Monday, January 21, 2008

Real Free Jazz & Fake New Age

Unlike some recent ST residencies of note, the Element Choir and Nilan Perera’s holyblueghost, Kyle Brenders’s residency hasn’t consistently featured one group and, instead, seems designed primarily with variety in mind. Likely, the no-mean-feat task of getting his players to commit for a string of Thursdays has factored into this decision. However, like his teacher and one of music’s great polymaths, Anthony Braxton, Kyle does well by emphasizing his range of strengths, skills, and musical vision. So, it was no surprise to move from the disciplined, rather earnest silences of his Ensemble one week – see here for my report – to the over-the-top excesses of his Double Trio this past Thursday.

For the first set, Kyle formed subgroup duets according to instrumentation: Bassists Michael Owen Liston and Aaron Lumley, drummers Brandon Valdivia and (Vancouverite guest) Dan Gaucher, and he and tenorist Colin Fisher. Though altogether more demonstrative than anything that happened a week earlier, these had the somewhat polite feel of a warm-up, and it wasn’t until the subsequent small group when Fisher, Lumley, and (in particular) Brandon Valdivia started generating some real heat.
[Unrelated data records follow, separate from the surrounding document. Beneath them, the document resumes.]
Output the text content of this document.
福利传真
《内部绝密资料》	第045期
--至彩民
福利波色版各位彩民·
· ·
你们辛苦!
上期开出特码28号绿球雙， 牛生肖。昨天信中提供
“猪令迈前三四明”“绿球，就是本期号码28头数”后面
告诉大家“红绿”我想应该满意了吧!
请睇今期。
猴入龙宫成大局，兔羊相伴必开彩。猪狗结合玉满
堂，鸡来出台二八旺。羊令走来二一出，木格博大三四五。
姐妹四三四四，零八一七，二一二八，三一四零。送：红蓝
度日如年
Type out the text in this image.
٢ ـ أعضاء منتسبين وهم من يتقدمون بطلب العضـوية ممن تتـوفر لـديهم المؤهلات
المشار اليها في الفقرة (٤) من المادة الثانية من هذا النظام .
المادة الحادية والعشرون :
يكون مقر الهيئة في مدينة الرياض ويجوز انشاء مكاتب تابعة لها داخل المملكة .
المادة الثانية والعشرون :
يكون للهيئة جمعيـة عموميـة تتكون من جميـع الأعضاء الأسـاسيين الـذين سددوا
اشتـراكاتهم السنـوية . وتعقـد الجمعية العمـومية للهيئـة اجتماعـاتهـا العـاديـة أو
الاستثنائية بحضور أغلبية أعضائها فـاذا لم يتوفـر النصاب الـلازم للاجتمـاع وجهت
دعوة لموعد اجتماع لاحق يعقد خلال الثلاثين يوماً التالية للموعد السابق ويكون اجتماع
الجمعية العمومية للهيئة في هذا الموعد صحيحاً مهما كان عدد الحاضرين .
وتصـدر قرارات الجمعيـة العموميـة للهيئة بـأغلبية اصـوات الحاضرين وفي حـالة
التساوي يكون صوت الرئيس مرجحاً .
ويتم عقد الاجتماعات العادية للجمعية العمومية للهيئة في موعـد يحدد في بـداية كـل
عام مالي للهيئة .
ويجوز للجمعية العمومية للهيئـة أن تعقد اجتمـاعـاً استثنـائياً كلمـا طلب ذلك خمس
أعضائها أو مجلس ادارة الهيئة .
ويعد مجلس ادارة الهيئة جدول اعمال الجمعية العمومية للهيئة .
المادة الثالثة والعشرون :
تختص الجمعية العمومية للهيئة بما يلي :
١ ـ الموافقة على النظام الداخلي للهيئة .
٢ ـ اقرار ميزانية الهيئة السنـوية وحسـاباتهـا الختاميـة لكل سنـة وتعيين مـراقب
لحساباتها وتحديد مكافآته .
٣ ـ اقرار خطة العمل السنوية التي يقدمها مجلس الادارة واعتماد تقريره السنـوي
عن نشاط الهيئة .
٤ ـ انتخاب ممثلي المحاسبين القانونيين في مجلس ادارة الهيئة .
The second set was a full double-trio blowout, and less interesting for it, since the expanded group found most common ground in fairly idiomatic free jazz conventions; several times, before and after long, loud solos, they defaulted to the static timbral soup that William Parker, at his U of T workshop a year ago, mockingly called “the avant-garde drone.” Regardless, there was still much to enjoy, especially Kyle’s alto playing that, at times, evoked Joe McPhee’s soulful Ayler-on-alto bray that featured so prominently during Joe’s September 2006 Interface Series. The contrast between drummers was equally stimulating, with the amazingly fleet Valdivia zipping around and animating Gaucher’s more deliberate, rock-ish gestures. And, in case there is any doubt, it all got pretty damn loud.

Saturday night, as promised, featured the Fake New Age Music Band, and I was pleasantly surprised to have Josh Thorpe, Jason Benoit, and Allison Cameron open for them. I hadn’t heard this trio play before and, despite the constantly brilliant sounds that Allison was getting out of her cheapo electronic keyboard and pedals, it took awhile to overcome my initially skeptical response to the set. They seemed to adhere to an approach that prizes a rather self-conscious brand of noodling, perhaps as a way to side-step straightforwardly ‘responsive’ responses, and the results seemed all too haphazard at first. By the second piece, though, I’d discovered a fairly exquisite coherence in it all, and all of the disparate internal details came duly to collective life. Josh’s guitar playing is beautifully subdued, though my highlight came when he stepped out with an episode of controlled feedback with which Allison, then on her amazing electric toy saxophone, entered into a momentarily mind-bending dialogue.

The New Agers, however, seemed to have a hard time finding any such dialogue (if that was indeed a goal – the project seems perverse enough that I’d be foolish to assume so) and mostly the trio's music skirted around on the surface of things for their shortish set. Ryan Driver was amazing on thumb reeds – which he played exclusively – as he responded occasionally but generally contrasted with the ‘sounds of nature’ furnished by Andrew Wedman on records, CDs and sundry electronics. A brief episode of thumb-reed birdsong mimicry was totally breathtaking. Michael Keith picked his spots on his acoustic guitar but occasionally seemed at a loss in the face of Ryan’s inscrutability as an improviser. The set ended oddly and abruptly, leaving a further disjointed edge to the music; this could well have been intentional, though they may have simply been good-naturedly throwing in the towel for this one.

1 comment:

Unknown said...

Wow Scott....now I know why it takes you more than a minute to get a post up. Your posts are very articulate, well thought out...maybe even edited. It is writing that is really worth reading and I will try to make sure I post a link from my blog (which is quite the opposite..haha)

thanks for a great night at SW tonight with the Cluttertones!